Written by Malcolm Subhan | Brussels, May 9: | Updated: May 10 2003, 05:30am hrs
Indian seafood exporters booked orders worth estimated $10-15 million during the European Seafood Exposition, which closed here on Thursday.

This was slightly below last years figures, reflecting lower demand and lower prices, according to Mr K Jose Cyriac, chairman, the Marine Products Export Development Authority (MPEDA).

Seventeen Indian firms were present at the MPEDA stand at the 11th European Seafood Exposition, the worlds largest seafood event, which attracts visitors from over 100 countries. The crowds were somewhat thinner this year, undoubtedly because of the SARS epidemic. The Chinese stand, for example, had noticeably fewer visitors this year.

Indian seafood exports to the 15-nation European Union (EU) amounted to 292 million euro* in 2002, an increase of 9.3% over the previous year. This included frozen shrimps and prawns worth 151 million euro, an increase of 19% over 2001. Exports of squid came to 117 million euro, up nearly 3% over 2001. India ranked 8th among the EUs seafood suppliers last year, when the EUs total imports of seafood came to just under 10 billion euro.

Among Indias competitors, Bangladesh recorded a 7% rise in its seafood exports to the EU last year, to 183 million euro. Thai exports dropped, on the other hand, by 23% to 152 million euro. Despite a drop in its exports of 21% last year, Argentina remained the largest supplier of seafood to the EU among developing countries, with exports of 520 million euro in 2002.
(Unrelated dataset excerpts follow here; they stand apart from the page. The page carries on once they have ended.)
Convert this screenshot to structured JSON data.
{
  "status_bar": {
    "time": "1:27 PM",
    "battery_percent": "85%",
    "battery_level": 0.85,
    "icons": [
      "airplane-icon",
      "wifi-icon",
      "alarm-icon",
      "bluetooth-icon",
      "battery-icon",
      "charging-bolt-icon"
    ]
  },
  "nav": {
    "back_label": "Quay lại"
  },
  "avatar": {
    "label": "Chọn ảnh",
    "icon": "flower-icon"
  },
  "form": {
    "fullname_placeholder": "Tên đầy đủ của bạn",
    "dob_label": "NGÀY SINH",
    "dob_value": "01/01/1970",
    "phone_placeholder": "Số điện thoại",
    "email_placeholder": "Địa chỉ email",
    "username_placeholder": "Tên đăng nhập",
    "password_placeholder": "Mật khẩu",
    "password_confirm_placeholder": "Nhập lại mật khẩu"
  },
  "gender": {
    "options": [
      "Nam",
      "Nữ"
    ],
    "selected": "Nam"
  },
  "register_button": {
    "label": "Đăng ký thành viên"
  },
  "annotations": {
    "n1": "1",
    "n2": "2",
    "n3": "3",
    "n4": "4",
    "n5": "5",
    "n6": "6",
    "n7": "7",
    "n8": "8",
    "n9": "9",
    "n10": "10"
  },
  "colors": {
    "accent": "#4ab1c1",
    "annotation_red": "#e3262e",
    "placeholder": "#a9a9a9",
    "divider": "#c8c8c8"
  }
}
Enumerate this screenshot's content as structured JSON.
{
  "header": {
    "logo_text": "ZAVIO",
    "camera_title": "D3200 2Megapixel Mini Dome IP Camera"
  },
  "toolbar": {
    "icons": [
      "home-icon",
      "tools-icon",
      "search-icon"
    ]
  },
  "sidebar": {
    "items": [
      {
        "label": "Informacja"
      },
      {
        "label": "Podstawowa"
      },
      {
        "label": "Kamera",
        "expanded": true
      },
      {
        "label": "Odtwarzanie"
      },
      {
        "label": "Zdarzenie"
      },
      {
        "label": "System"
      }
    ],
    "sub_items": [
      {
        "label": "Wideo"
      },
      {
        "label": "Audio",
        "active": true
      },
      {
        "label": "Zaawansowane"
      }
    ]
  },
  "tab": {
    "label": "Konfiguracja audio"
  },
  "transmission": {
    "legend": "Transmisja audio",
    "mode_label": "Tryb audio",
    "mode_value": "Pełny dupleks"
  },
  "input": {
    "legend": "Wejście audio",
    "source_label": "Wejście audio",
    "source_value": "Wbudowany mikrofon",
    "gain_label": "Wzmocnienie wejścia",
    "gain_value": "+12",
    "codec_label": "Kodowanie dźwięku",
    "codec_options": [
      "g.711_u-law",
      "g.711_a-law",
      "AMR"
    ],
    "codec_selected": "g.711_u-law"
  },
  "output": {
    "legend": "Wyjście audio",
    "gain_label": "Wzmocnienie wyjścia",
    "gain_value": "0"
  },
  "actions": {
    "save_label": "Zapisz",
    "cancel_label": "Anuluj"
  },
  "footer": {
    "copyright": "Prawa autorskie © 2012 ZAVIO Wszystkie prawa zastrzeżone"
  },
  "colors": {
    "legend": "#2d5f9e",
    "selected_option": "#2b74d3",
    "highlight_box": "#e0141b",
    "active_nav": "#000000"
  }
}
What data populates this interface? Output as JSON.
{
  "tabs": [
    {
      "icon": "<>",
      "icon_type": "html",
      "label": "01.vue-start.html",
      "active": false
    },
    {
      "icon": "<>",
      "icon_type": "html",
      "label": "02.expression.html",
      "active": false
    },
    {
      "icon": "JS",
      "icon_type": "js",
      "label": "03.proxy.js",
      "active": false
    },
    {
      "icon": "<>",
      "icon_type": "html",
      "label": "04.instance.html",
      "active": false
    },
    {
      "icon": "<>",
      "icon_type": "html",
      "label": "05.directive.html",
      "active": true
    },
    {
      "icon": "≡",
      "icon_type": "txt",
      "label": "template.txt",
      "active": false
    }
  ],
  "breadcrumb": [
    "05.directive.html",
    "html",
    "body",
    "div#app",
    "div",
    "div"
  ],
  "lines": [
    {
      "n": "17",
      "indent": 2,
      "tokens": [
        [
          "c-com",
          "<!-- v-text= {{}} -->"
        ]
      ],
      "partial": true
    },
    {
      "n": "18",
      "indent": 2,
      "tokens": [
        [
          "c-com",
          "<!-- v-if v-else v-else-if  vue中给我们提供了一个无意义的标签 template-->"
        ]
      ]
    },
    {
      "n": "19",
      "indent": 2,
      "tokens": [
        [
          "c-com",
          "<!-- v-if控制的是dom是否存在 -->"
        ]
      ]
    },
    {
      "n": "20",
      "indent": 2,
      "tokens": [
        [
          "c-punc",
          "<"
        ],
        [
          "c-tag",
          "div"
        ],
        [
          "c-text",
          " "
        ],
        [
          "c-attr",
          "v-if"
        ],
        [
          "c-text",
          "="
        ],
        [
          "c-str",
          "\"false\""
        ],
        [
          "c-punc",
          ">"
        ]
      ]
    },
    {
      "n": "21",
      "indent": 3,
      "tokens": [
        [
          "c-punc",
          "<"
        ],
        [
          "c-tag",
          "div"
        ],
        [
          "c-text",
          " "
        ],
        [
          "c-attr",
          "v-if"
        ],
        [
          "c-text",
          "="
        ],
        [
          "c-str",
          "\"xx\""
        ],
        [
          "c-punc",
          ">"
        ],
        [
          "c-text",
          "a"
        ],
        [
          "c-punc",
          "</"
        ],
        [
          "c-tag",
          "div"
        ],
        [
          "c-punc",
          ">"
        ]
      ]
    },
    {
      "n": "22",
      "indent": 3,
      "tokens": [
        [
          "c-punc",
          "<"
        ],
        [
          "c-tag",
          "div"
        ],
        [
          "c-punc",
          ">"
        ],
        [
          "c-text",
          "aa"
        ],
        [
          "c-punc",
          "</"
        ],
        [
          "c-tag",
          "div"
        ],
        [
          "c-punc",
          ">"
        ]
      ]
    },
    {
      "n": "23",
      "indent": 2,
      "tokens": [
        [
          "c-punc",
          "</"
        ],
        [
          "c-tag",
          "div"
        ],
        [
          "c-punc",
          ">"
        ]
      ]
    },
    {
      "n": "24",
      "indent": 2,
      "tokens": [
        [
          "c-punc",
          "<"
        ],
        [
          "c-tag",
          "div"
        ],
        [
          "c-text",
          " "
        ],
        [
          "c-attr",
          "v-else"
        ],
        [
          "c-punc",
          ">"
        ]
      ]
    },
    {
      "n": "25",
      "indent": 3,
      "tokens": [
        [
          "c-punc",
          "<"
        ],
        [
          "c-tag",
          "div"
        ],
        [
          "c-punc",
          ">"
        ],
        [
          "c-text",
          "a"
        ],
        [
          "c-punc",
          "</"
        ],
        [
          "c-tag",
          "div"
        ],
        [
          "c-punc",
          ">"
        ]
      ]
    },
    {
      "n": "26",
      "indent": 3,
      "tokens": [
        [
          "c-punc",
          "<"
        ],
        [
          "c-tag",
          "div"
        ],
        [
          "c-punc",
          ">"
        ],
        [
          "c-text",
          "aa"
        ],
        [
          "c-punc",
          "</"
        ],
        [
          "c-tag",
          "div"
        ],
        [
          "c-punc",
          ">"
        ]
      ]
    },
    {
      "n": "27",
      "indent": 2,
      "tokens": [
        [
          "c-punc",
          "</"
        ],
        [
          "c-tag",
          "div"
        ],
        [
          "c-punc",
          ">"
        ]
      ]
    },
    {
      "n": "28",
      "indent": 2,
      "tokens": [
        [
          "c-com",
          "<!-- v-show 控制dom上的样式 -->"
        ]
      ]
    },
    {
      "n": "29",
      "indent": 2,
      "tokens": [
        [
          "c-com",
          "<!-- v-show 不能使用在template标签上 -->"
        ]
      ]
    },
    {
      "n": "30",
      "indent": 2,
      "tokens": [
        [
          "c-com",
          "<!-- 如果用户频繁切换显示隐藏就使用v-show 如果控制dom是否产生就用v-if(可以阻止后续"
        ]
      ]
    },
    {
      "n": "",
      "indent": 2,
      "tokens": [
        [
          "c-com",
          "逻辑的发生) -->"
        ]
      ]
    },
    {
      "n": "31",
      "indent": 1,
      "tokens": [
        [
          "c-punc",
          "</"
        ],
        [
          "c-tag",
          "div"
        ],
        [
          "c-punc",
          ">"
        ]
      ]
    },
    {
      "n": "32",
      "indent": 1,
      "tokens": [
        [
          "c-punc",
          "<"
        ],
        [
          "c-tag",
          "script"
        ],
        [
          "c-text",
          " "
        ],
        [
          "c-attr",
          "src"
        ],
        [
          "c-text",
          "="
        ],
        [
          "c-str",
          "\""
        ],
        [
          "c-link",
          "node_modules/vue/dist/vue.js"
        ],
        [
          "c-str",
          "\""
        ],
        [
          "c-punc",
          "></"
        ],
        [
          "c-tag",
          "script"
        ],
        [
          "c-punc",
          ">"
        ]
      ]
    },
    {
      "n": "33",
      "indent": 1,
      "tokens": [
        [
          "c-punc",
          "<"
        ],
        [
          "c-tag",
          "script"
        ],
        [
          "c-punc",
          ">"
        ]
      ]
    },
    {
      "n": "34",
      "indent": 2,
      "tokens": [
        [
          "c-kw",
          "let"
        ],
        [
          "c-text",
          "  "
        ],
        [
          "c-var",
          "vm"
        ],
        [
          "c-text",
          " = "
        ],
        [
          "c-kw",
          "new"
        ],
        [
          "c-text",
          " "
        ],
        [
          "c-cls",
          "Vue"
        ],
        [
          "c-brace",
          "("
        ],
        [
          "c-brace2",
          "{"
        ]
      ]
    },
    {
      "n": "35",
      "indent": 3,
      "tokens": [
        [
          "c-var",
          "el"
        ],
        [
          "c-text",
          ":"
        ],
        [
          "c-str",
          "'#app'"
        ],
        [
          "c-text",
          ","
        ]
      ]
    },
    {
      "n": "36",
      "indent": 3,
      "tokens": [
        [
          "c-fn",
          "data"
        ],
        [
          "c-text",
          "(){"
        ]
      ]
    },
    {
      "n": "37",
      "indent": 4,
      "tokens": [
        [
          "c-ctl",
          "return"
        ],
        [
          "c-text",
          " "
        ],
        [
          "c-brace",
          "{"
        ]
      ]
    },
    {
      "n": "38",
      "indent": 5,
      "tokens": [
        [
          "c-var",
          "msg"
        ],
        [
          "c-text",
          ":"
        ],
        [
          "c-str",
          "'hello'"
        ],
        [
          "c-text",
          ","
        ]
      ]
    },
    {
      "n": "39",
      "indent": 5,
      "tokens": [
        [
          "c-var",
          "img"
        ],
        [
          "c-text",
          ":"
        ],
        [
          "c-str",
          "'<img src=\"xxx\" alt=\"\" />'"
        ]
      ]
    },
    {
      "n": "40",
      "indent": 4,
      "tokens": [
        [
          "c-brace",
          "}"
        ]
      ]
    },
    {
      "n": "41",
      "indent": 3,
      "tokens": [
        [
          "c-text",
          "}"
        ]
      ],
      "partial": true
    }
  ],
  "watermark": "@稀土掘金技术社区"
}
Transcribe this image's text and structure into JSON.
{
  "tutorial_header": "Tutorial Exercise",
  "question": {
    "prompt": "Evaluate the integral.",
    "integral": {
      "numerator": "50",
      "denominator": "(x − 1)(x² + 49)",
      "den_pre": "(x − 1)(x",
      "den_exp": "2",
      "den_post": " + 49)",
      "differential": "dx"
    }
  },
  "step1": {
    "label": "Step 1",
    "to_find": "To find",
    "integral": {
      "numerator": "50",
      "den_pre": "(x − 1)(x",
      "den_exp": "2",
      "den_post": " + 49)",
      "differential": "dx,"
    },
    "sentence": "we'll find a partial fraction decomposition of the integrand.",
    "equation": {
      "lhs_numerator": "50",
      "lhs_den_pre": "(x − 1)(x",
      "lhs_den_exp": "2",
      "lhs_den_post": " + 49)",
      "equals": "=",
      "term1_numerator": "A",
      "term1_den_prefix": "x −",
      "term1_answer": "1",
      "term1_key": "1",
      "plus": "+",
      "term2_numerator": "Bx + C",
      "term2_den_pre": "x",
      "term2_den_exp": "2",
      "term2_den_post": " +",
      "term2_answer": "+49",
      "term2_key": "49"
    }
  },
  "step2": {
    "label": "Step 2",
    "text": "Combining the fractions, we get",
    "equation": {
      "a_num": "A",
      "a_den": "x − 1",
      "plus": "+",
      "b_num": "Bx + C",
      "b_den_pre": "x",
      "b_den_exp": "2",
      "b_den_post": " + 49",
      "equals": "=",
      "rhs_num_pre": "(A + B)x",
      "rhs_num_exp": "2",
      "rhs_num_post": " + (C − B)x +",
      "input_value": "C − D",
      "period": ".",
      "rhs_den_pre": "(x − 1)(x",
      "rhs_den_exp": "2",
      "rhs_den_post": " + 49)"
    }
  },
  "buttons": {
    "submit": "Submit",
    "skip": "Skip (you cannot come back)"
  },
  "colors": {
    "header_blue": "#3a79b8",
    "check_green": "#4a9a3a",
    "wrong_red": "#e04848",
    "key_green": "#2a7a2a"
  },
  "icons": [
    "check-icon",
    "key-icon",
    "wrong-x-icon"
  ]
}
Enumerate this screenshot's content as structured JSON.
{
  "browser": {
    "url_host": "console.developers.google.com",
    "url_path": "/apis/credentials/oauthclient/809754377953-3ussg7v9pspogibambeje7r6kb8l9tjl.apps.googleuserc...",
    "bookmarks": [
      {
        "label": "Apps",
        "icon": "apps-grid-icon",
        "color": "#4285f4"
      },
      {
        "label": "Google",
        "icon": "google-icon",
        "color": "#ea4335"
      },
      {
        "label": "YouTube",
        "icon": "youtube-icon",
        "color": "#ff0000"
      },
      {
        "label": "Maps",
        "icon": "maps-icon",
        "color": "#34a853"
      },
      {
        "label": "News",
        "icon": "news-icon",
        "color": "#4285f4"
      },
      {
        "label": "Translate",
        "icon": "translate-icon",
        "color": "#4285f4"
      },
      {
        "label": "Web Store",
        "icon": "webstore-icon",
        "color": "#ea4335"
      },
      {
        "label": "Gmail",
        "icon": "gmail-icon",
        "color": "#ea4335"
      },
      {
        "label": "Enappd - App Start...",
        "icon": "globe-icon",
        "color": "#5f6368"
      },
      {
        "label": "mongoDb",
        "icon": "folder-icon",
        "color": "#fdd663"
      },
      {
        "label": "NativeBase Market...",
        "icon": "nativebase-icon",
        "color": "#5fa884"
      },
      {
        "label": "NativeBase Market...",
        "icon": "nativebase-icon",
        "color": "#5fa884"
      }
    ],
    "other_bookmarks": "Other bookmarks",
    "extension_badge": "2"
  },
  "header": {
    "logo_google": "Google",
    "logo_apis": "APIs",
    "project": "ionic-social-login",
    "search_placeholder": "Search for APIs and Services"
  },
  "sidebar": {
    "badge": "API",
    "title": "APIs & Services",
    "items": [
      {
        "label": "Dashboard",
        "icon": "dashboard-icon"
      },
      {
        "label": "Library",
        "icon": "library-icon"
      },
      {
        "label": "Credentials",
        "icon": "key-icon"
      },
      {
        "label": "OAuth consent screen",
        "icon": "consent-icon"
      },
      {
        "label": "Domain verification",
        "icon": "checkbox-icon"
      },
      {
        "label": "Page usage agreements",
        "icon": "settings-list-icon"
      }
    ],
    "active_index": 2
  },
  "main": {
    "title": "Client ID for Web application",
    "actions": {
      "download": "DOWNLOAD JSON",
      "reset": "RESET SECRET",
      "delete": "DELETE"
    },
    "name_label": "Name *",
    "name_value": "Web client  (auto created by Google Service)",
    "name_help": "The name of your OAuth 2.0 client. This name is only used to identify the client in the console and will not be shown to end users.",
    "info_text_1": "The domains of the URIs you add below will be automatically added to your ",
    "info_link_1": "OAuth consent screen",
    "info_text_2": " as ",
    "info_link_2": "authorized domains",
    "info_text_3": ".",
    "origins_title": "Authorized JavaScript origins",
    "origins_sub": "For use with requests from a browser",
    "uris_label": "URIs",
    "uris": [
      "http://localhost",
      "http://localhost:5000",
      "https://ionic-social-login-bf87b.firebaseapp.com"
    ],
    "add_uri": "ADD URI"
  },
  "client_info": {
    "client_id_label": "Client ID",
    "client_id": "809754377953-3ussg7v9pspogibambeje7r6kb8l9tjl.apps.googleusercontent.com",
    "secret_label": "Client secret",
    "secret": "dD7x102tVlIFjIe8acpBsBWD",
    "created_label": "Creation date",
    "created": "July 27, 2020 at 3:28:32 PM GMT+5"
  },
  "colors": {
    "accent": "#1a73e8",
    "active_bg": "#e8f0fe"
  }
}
These figures indicate that Indian seafood processors have taken the necessary steps to meet the EUs stringent sanitary regulations, particularly as regards the presence of antibiotics. Out of some 7,000 to 8,000 consignments, just three to four consignments have been destroyed. By next month, nine laboratories will be in operation to ensure that the 120 processing units approved by the EU continue to meet its health regulations.

These regulations are enforced by the member states themselves. Italy and Spain have proved the most difficult in this connection. The MPEDA chairman and a senior diplomat from the Indian Mission to the EU were in Rome on Friday, for talks with the Italian health authorities.